Could I live on 40k in NYC if I had all of the above-listed "investments?" Probably, yeah. Could I do it if I had none of them? I bet that I wouldn't be able to.

Maybe we should base the norm/standard on something like disposable income rather than income? The suggestions for how much to donate based on income can serve as rough guidance, but probably shouldn't be interpreted very strictly, since the same income in different places ends up looking very different.

I've never lived in New York on $40,000/year, but I imagine that I would be constantly stressed and unable to think of other people's needs. That might be more than what 95% of the human population earns, but expenses are also higher for people in New York than for 99% (a guess) of the human population.
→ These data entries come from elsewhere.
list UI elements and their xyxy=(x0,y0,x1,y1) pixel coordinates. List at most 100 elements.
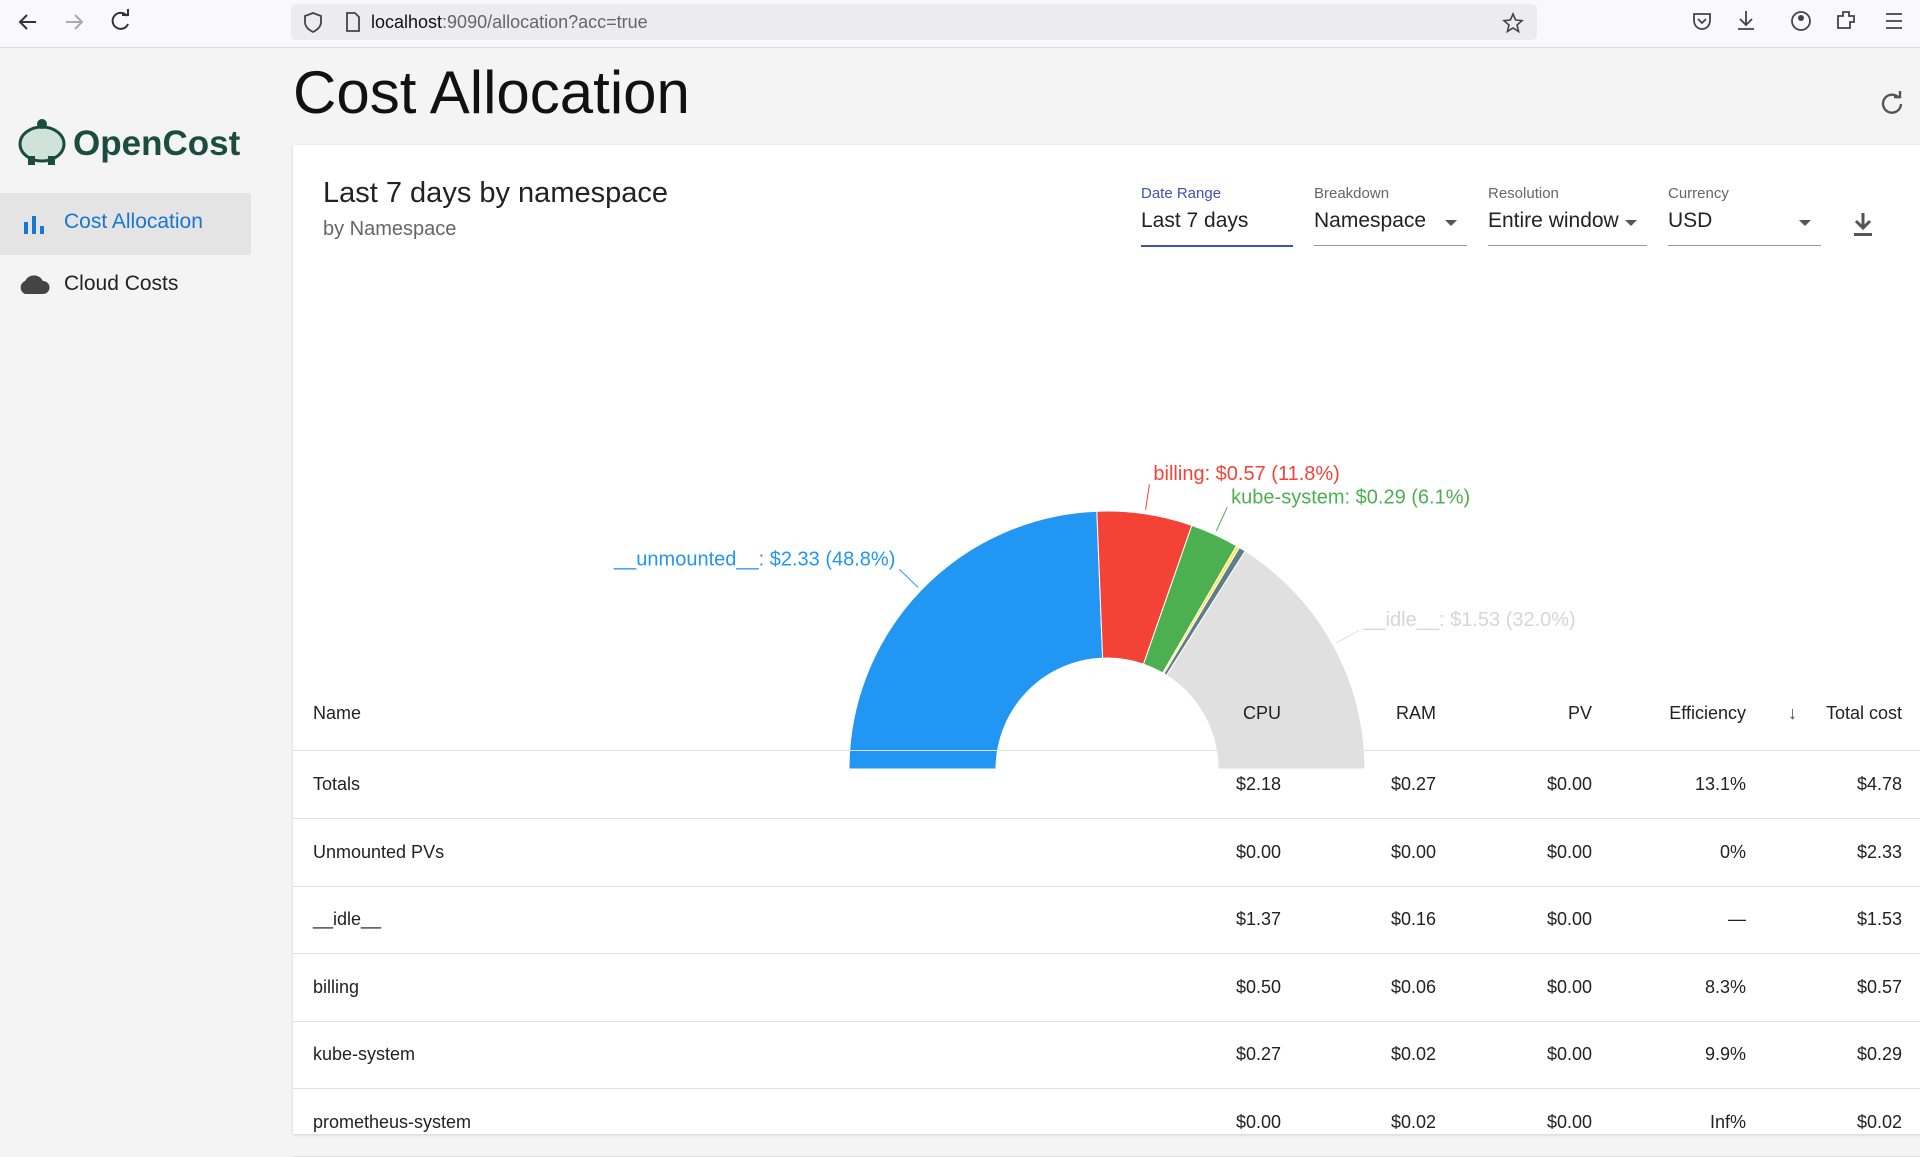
table-cell: $0.00 xyxy=(1546,1111,1592,1132)
slice-label: billing: $0.57 (11.8%) xyxy=(1153,463,1339,485)
allocation-panel: Last 7 days by namespace by Namespace Da… xyxy=(293,145,1920,1157)
table-cell: $1.53 xyxy=(1856,909,1902,929)
table-cell: $0.06 xyxy=(1390,976,1436,997)
nav-icon-chart xyxy=(24,216,44,234)
table-cell: — xyxy=(1728,909,1746,929)
field-label: Date Range xyxy=(1141,185,1222,202)
refresh-button[interactable] xyxy=(1879,90,1905,116)
table-cell: $0.27 xyxy=(1390,774,1436,794)
table-row[interactable]: __idle__ $1.37 $0.16 $0.00 — $1.53 xyxy=(293,886,1920,954)
table-row[interactable]: kube-system $0.27 $0.02 $0.00 9.9% $0.29 xyxy=(293,1021,1920,1089)
dropdown-arrow xyxy=(1445,220,1457,226)
table-cell: $0.16 xyxy=(1390,909,1436,929)
nav-buttons[interactable] xyxy=(0,0,291,47)
select-field[interactable]: Date Range Last 7 days xyxy=(1141,185,1293,247)
browser-toolbar: localhost:9090/allocation?acc=true xyxy=(0,0,1920,48)
table-cell: $0.00 xyxy=(1235,1111,1281,1132)
table-cell: 9.9% xyxy=(1704,1044,1746,1064)
table-cell: $2.18 xyxy=(1235,774,1281,794)
table-row[interactable]: billing $0.50 $0.06 $0.00 8.3% $0.57 xyxy=(293,954,1920,1022)
url-text: localhost:9090/allocation?acc=true xyxy=(371,12,648,33)
column-header[interactable]: Name xyxy=(313,703,362,723)
column-header[interactable]: PV xyxy=(1567,703,1592,723)
url-bar[interactable]: localhost:9090/allocation?acc=true xyxy=(291,4,1537,40)
table-cell: 8.3% xyxy=(1704,976,1746,997)
panel-title: Last 7 days by namespace xyxy=(323,177,668,209)
table-cell: $0.00 xyxy=(1546,1044,1592,1064)
table-row[interactable]: prometheus-system $0.00 $0.02 $0.00 Inf% $0.0… xyxy=(293,1089,1920,1157)
sort-arrow: ↓ xyxy=(1788,703,1797,723)
table-cell: $0.00 xyxy=(1546,841,1592,862)
download-button[interactable] xyxy=(1851,211,1875,239)
table-cell: $0.00 xyxy=(1546,909,1592,929)
table-row[interactable]: Totals $2.18 $0.27 $0.00 13.1% $4.78 xyxy=(293,751,1920,819)
table-cell: 13.1% xyxy=(1694,774,1746,794)
column-header[interactable]: Total cost xyxy=(1825,703,1902,723)
table-cell: $4.78 xyxy=(1856,774,1902,794)
panel-subtitle: by Namespace xyxy=(323,218,457,240)
allocation-table: Name CPU RAM PV Efficiency Total cost ↓ Totals $… xyxy=(293,665,1920,1157)
table-cell: Inf% xyxy=(1709,1111,1746,1132)
table-cell: prometheus-system xyxy=(313,1111,472,1132)
column-header[interactable]: CPU xyxy=(1242,703,1281,723)
field-value: USD xyxy=(1668,209,1713,232)
nav-item[interactable]: Cost Allocation xyxy=(64,210,203,233)
url-icons xyxy=(304,12,360,34)
table-cell: __idle__ xyxy=(313,909,382,929)
nav-item-active[interactable] xyxy=(0,193,251,255)
cost-chart: __unmounted__: $2.33 (48.8%) billing: $0.… xyxy=(613,463,1576,770)
label-leader xyxy=(899,569,919,588)
select-field[interactable]: Currency USD xyxy=(1668,185,1821,246)
table-cell: $2.33 xyxy=(1856,841,1902,862)
table-cell: $0.29 xyxy=(1856,1044,1902,1064)
slice-label: kube-system: $0.29 (6.1%) xyxy=(1231,486,1470,508)
brand-name: OpenCost xyxy=(73,124,241,163)
bookmark-star[interactable] xyxy=(1502,12,1524,34)
field-label: Currency xyxy=(1668,185,1729,202)
page-title: Cost Allocation xyxy=(293,59,690,126)
brand-logo xyxy=(18,119,66,165)
table-cell: 0% xyxy=(1719,841,1746,862)
toolbar-icons[interactable] xyxy=(1690,8,1920,38)
table-cell: $0.00 xyxy=(1390,841,1436,862)
table-cell: $0.00 xyxy=(1546,774,1592,794)
select-field[interactable]: Breakdown Namespace xyxy=(1314,185,1467,246)
field-value: Entire window xyxy=(1488,209,1619,232)
table-cell: $0.02 xyxy=(1390,1044,1436,1064)
table-header: Name CPU RAM PV Efficiency Total cost ↓ xyxy=(293,665,1920,751)
table-cell: Unmounted PVs xyxy=(313,841,445,862)
nav-item[interactable]: Cloud Costs xyxy=(64,272,179,295)
pie-slice xyxy=(848,510,1104,770)
label-leader xyxy=(1336,629,1360,644)
label-leader xyxy=(1215,507,1228,532)
table-cell: billing xyxy=(313,976,360,997)
label-leader xyxy=(1145,484,1150,510)
pie-slice xyxy=(1165,550,1366,770)
nav-icon-cloud xyxy=(20,275,50,294)
table-cell: Totals xyxy=(313,774,361,794)
table-cell: $0.00 xyxy=(1546,976,1592,997)
column-header[interactable]: RAM xyxy=(1396,703,1436,723)
slice-label: __unmounted__: $2.33 (48.8%) xyxy=(613,548,895,570)
table-cell: $0.57 xyxy=(1856,976,1902,997)
field-label: Breakdown xyxy=(1314,185,1390,202)
select-field[interactable]: Resolution Entire window xyxy=(1488,185,1647,246)
table-cell: $0.02 xyxy=(1390,1111,1436,1132)
column-header[interactable]: Efficiency xyxy=(1669,703,1746,723)
dropdown-arrow xyxy=(1799,220,1811,226)
table-cell: kube-system xyxy=(313,1044,416,1064)
table-cell: $0.27 xyxy=(1235,1044,1281,1064)
table-row[interactable]: Unmounted PVs $0.00 $0.00 $0.00 0% $2.33 xyxy=(293,819,1920,887)
field-value: Last 7 days xyxy=(1141,209,1249,232)
table-cell: $1.37 xyxy=(1235,909,1281,929)
table-cell: $0.02 xyxy=(1856,1111,1902,1132)
url-host: localhost xyxy=(371,12,443,32)
table-cell: $0.00 xyxy=(1235,841,1281,862)
slice-label: __idle__: $1.53 (32.0%) xyxy=(1362,609,1575,631)
dropdown-arrow xyxy=(1625,220,1637,226)
table-cell: $0.50 xyxy=(1235,976,1281,997)
url-path: :9090/allocation?acc=true xyxy=(442,12,648,32)
field-label: Resolution xyxy=(1488,185,1559,202)
field-value: Namespace xyxy=(1314,209,1427,232)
Assuming no sort of family/support network, that would be really hard. What sort of housing/medicine/food/clothing/lifestyle can a person afford in New York on 40k per year?[1] $40,000/year in Oklahoma City might be fairly comfortable, and in Chengdu or Chennai or Cairo it might be a very comfortable lifestyle, but in New York it would be... quite a bit less comfortable. It might not even be a living wage.[2]

I'm guessing that many of the people who are able to donate 10% (or more) while having good salaries would find it really hard to keep doing that if they lived at that standard (the standard of living that a 40,000 USD pre-tax income in New York City allows). Is it possible, and would some do it? Yes, there are some paragons of virtue who would be able to make that work. But for most of us, I think that would be too challenging.

  1. ^

    In this scenario, if we aren't crashing on a friend's/relative's sofa, and we can't afford university education or similar training, and we don't know about the local networks (like Buy Nothing Facebook groups or Freecycle communities)

  2. ^

    Although depending on the sacrifices you are willing to make, you would probably live on it. There are certainly people in New York City that survive on that amount or less per year.